When a child's physician makes it known to CP&P that a DNR order is in the best interests of the child, the DAG is immediately notified. CP&P provides the DAG with all materials relevant to the child and his or her illness, including medical records, case records and Pediatric Nurse Consultant's notes. A case conference is scheduled with the DAG. The CP&P Chief Pediatric Consultant and the Pediatric Nurse Consultant are notified of the request for the DNR order, invited to the case conference, and provided with all the relevant material prior to the conference.

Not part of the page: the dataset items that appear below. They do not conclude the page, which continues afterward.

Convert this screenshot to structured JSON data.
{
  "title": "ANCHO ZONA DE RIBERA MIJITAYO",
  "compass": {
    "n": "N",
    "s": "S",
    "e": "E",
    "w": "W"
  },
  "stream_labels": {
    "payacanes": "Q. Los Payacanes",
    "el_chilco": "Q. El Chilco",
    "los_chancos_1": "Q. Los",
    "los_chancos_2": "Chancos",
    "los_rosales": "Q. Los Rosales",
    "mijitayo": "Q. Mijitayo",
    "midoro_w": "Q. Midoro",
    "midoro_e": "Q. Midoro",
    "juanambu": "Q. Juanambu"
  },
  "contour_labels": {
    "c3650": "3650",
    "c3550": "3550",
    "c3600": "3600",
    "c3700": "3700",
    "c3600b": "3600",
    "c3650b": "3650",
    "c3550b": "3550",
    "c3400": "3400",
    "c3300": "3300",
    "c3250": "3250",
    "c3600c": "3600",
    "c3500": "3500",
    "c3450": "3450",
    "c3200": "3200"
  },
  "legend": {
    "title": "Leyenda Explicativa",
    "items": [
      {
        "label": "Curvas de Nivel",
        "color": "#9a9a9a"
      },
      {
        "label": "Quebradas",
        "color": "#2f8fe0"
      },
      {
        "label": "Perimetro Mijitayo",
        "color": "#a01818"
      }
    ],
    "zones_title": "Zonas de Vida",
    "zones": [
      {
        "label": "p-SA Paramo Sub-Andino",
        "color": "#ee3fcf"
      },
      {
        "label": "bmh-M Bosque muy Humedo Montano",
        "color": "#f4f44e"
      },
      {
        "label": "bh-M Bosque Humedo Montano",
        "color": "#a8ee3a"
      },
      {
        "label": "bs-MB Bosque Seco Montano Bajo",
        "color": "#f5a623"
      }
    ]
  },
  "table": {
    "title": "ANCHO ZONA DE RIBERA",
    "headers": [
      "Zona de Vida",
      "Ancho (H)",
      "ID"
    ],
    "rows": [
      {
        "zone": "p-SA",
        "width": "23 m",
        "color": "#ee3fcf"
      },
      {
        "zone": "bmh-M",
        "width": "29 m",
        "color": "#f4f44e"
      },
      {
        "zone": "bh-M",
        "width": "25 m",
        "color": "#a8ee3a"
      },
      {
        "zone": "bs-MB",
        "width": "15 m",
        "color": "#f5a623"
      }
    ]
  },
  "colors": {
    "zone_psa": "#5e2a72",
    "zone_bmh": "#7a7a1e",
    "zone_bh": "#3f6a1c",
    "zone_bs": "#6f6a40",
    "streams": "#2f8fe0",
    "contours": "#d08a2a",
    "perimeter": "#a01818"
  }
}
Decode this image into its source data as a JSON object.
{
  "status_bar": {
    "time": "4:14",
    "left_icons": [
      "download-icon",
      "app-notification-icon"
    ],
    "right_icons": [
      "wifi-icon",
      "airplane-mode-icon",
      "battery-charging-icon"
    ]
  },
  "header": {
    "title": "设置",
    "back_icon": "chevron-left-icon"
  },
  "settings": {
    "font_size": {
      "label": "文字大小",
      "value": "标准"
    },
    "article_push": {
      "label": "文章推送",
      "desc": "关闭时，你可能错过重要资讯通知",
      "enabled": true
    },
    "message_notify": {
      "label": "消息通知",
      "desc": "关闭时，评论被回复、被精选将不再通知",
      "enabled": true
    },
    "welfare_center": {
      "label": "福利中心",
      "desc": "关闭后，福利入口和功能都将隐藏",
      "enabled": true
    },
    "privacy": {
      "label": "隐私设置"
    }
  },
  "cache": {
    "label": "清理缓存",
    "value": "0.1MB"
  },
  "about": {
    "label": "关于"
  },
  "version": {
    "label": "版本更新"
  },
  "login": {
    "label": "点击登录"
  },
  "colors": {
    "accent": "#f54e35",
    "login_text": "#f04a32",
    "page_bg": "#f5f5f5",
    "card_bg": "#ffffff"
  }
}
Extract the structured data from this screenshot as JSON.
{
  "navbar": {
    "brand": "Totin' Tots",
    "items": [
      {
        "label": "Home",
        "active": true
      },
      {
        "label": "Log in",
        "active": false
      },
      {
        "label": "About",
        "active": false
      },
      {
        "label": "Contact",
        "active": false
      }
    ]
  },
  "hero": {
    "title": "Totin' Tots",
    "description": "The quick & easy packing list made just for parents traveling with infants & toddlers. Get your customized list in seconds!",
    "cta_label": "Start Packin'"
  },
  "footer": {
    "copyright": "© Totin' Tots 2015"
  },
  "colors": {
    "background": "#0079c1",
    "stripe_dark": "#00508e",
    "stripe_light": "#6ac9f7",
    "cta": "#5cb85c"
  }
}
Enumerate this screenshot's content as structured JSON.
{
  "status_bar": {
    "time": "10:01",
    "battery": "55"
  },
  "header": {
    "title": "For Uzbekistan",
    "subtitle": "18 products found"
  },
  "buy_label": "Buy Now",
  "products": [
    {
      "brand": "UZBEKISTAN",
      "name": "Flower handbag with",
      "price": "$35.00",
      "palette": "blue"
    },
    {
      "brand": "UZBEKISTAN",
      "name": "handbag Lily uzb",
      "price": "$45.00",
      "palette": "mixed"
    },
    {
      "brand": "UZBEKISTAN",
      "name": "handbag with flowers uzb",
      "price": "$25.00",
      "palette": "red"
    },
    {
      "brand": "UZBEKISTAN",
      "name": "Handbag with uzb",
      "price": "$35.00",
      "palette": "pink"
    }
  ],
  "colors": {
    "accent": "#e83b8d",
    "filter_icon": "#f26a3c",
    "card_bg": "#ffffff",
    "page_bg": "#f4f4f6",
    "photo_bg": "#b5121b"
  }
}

If the medical situation of the child is such that there is no time to conduct a case conference, the DAG is notified immediately and is responsible for contacting the court and preparing the Order to Show Cause. At a minimum CP&P provides the DAG with the following information:


      child's name and date of birth;


      legal status of the child with CP&P;


      child's medical condition, cause and prognosis;


      name and telephone number of the child's physician; and


      names and telephone numbers of the Worker, supervisor and the Local Office Manager.


As soon as possible all pertinent medical materials (including physicians' statements) must be made available to the DAG since the court will not hear the case without a review of the records.


The staffs of the Offices of Program Operations, Intergovernmental Affairs and Attorney General are available to field staff 24 hours a day through SCR to address case-specific issues.